Cuando era joven y progre (valga la redundancia), allá por los
setenta del siglo pasado, me quedé horrorizado cuando me informaron de que una
conocida de la Universidad comía con cocacola. Atribuí la extravagancia a que
la joven -rica por familia-, procedía de un país sudamericano próximo a los
Estados Unidos. Pero hete aquí que, un siglo
más tarde, yo mismo, sin ir más lejos, acompaño muchos días mis comidas con este
denigrado y pecaminoso refresco. Siempre cocacola zero, debo precisar. Esto
merece una explicación, que facilito altruistamente a la corrección política,
dietética y, si me apuran, macrobiótica dominante.
Bebo cocacola porque no me gusta comer con agua. La insipidez
del agua, en opinión de mi caprichoso paladar, no casa bien con los alimentos.
En realidad, lo más habitual es que acompañe mis comidas con vino. Durante
bastante tiempo con vino blanco (chardonay de Somontano preferiblemente), en
alternancia con el tinto de Rioja (o de Ribera o de Toro si lo hubiere). Desde
hace unos pocos meses voy dejando de lado el blanco, porque resulta
excesivamente estimulante para mi cerebro, ya de por sí suficientemente
estimulado por el medio ambiente social e informativo.
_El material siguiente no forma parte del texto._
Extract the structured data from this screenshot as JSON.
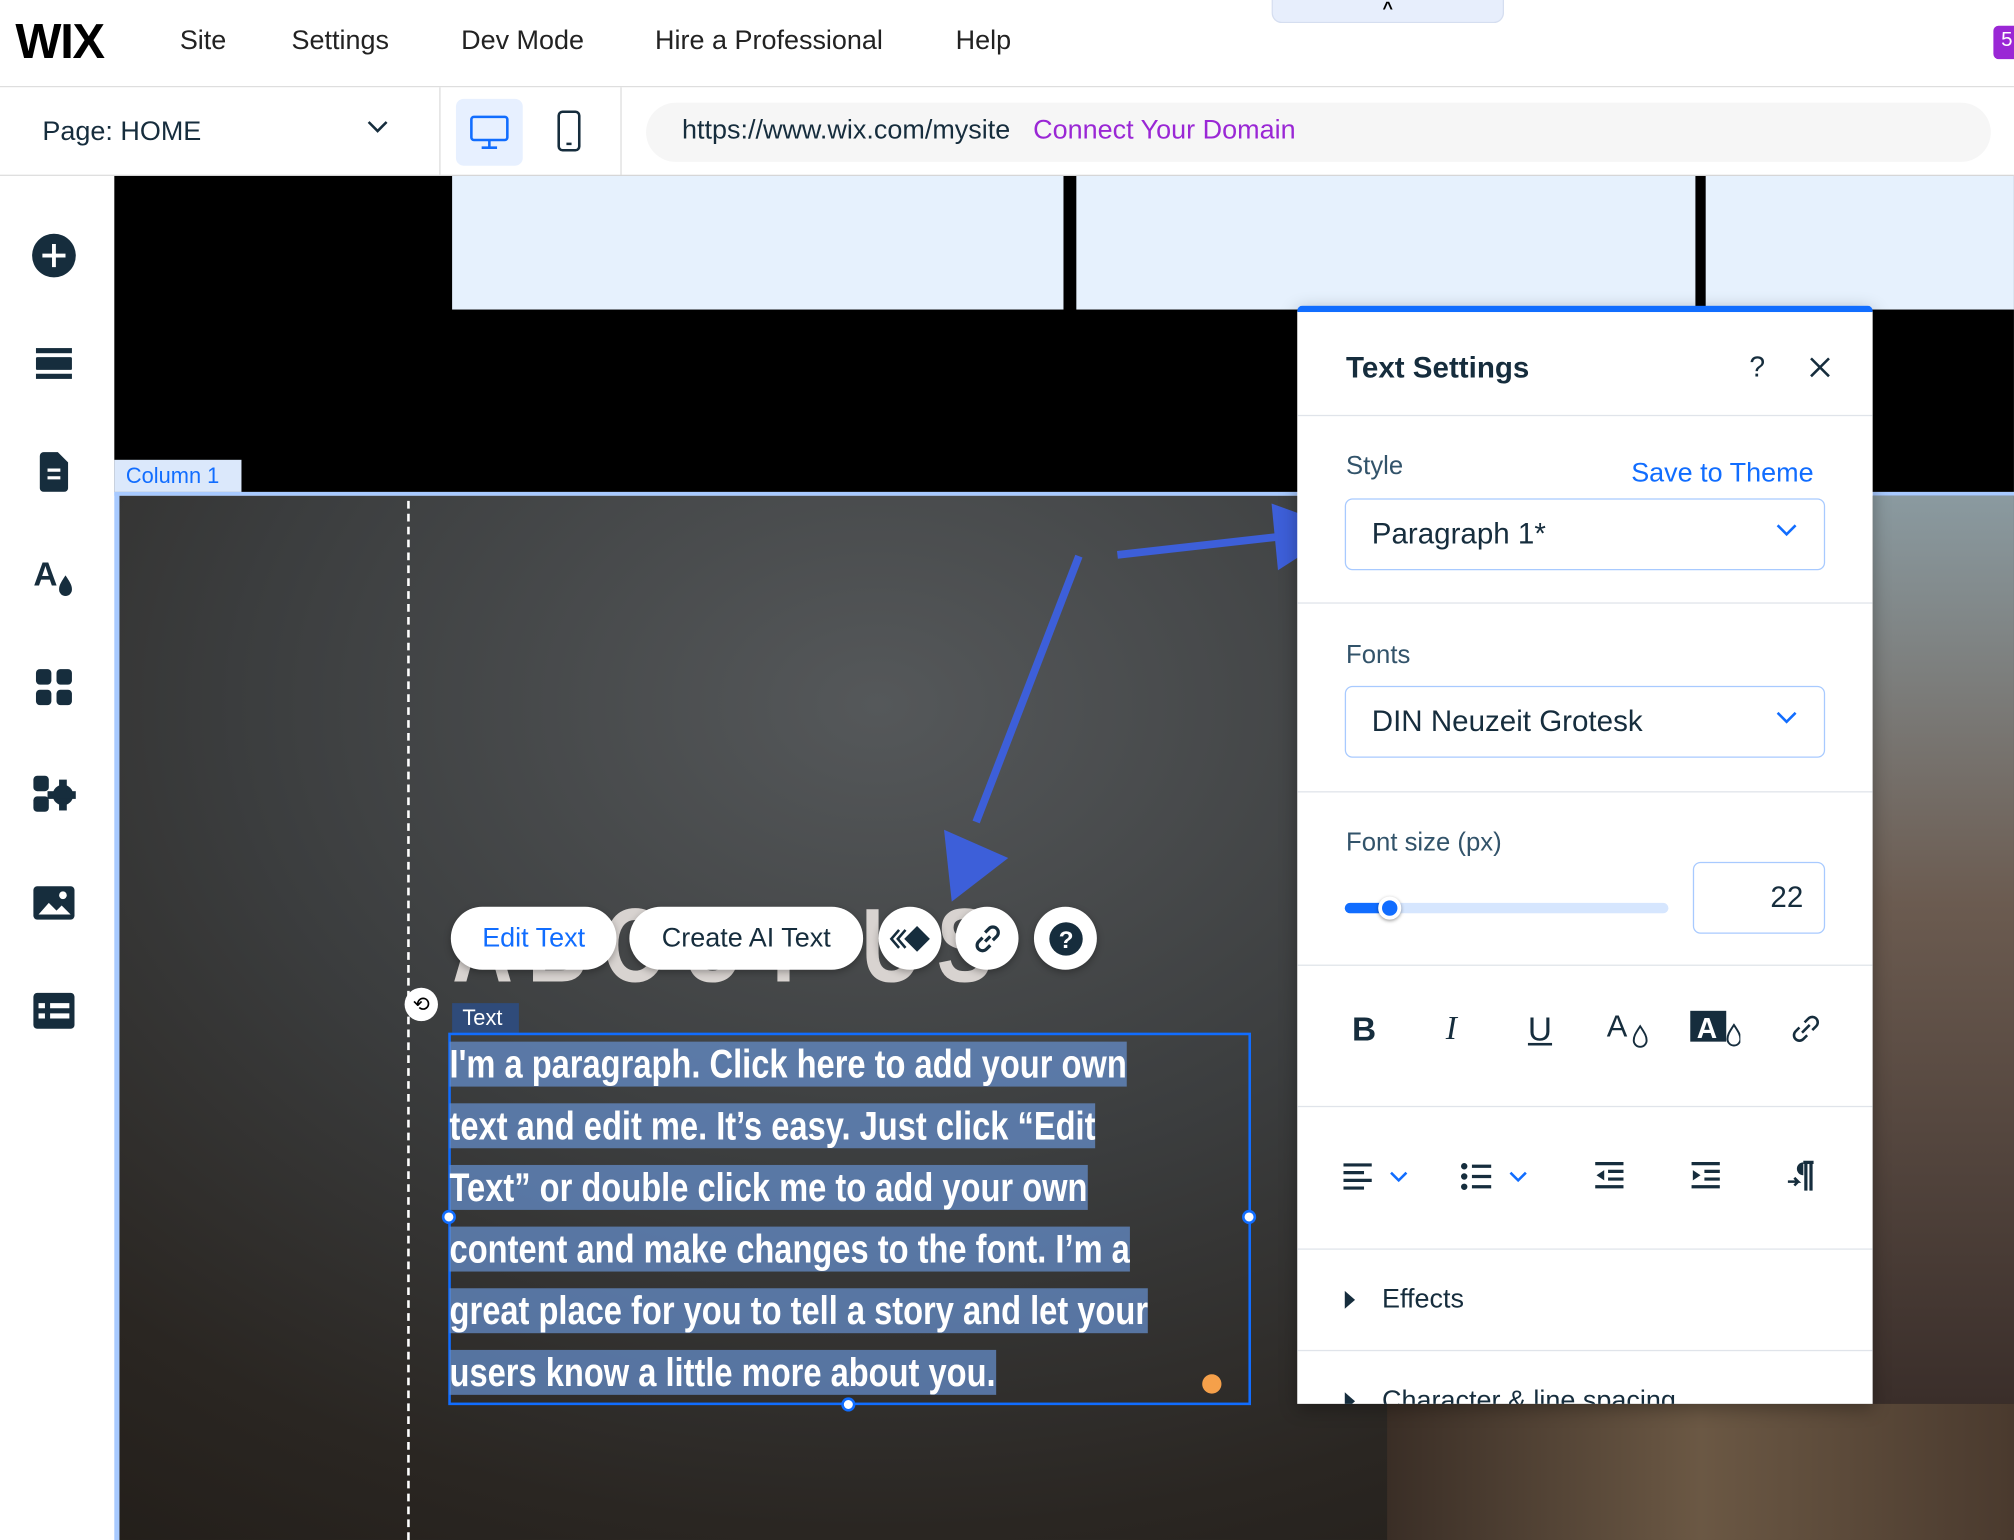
{
  "topbar": {
    "logo": "WIX",
    "menu": [
      "Site",
      "Settings",
      "Dev Mode",
      "Hire a Professional",
      "Help"
    ],
    "badge": "5"
  },
  "pagebar": {
    "page_label": "Page: HOME",
    "url": "https://www.wix.com/mysite",
    "connect_domain": "Connect Your Domain"
  },
  "sidebar": {
    "icons": [
      "add-icon",
      "sections-icon",
      "pages-icon",
      "theme-icon",
      "apps-icon",
      "business-apps-icon",
      "media-icon",
      "cms-icon"
    ]
  },
  "canvas": {
    "column_label": "Column 1",
    "heading": "ABOUT US",
    "element_label": "Text",
    "paragraph_lines": [
      "I'm a paragraph. Click here to add your own",
      "text and edit me. It’s easy. Just click “Edit",
      "Text” or double click me to add your own",
      "content and make changes to the font. I’m a",
      "great place for you to tell a story and let your",
      "users know a little more about you."
    ],
    "toolbar": {
      "edit_text": "Edit Text",
      "create_ai_text": "Create AI Text"
    }
  },
  "text_settings": {
    "title": "Text Settings",
    "help": "?",
    "style_label": "Style",
    "save_to_theme": "Save to Theme",
    "style_value": "Paragraph 1*",
    "fonts_label": "Fonts",
    "font_value": "DIN Neuzeit Grotesk",
    "font_size_label": "Font size (px)",
    "font_size_value": "22",
    "font_size_slider_fraction": 0.14,
    "effects": "Effects",
    "char_spacing": "Character & line spacing"
  },
  "colors": {
    "accent": "#116dff",
    "brand_purple": "#9a27d5",
    "annotation_arrow": "#3d5fd9"
  }
}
El caso es que yo no soy hombre de “una copita de vino en la
comida”. Como tampoco era de los que se fumaban uno o dos cigarritos después de
comer. Ese tipo de moderación no
forma parte de mi código genético o, mejor dicho, sólo forma parte
temporalmente. Mi tendencia natural, en cuanto me descuido o degusto algún
plato particularmente sabroso (lo que ocurre con frecuencia porque mi cocinera además
de adorable es excepcional) es a duplicar o triplicar la dosis cuando menos.
Habida cuenta de que uno ya va teniendo una edad, que mi capacidad de resistencia
al alcohol ha mermado mucho (al alcohol y a otros elixires), no ha habido más
remedio (por falta de tiempo más que nada) que limitar la ingesta de vino a las
cenas.
La cocacola es una bebida dulzona y estimulante. Cualquier cosa
menos la insípidez del agua (bebida grata también, pero siempre entre horas).
El dulzor me gusta, porque mi naturaleza algo bipolar encuentra placer en la
alternancia entre lo dulce y lo salado. Me gustan también las cualidades
estimulantes de este líquido, particularmente apreciables en un individuo con tendencia
a la pasividad y a la pereza como es mi caso. Por si todo ello fuera poco, la
cocacola, en dosis sensatas, le sienta bien a mi sensible estómago. No me pregunten
la razón. Sólo puedo decirles que a uno de mis abuelos también le pasaba.
En fin, espero que ésta muy denigrada bebida pueda ser consumida
libremente por muchos años, si bien estoy dispuesto a considerar la posibilidad
de que, como ocurre con las cajetillas de tabaco, se etiqueten las botellas con
todo tipo de imágenes escatológicas. Será el precio a pagar por la corrección
política, dietética y, si me apuran, macrobiótica que nos ha tocado en suerte.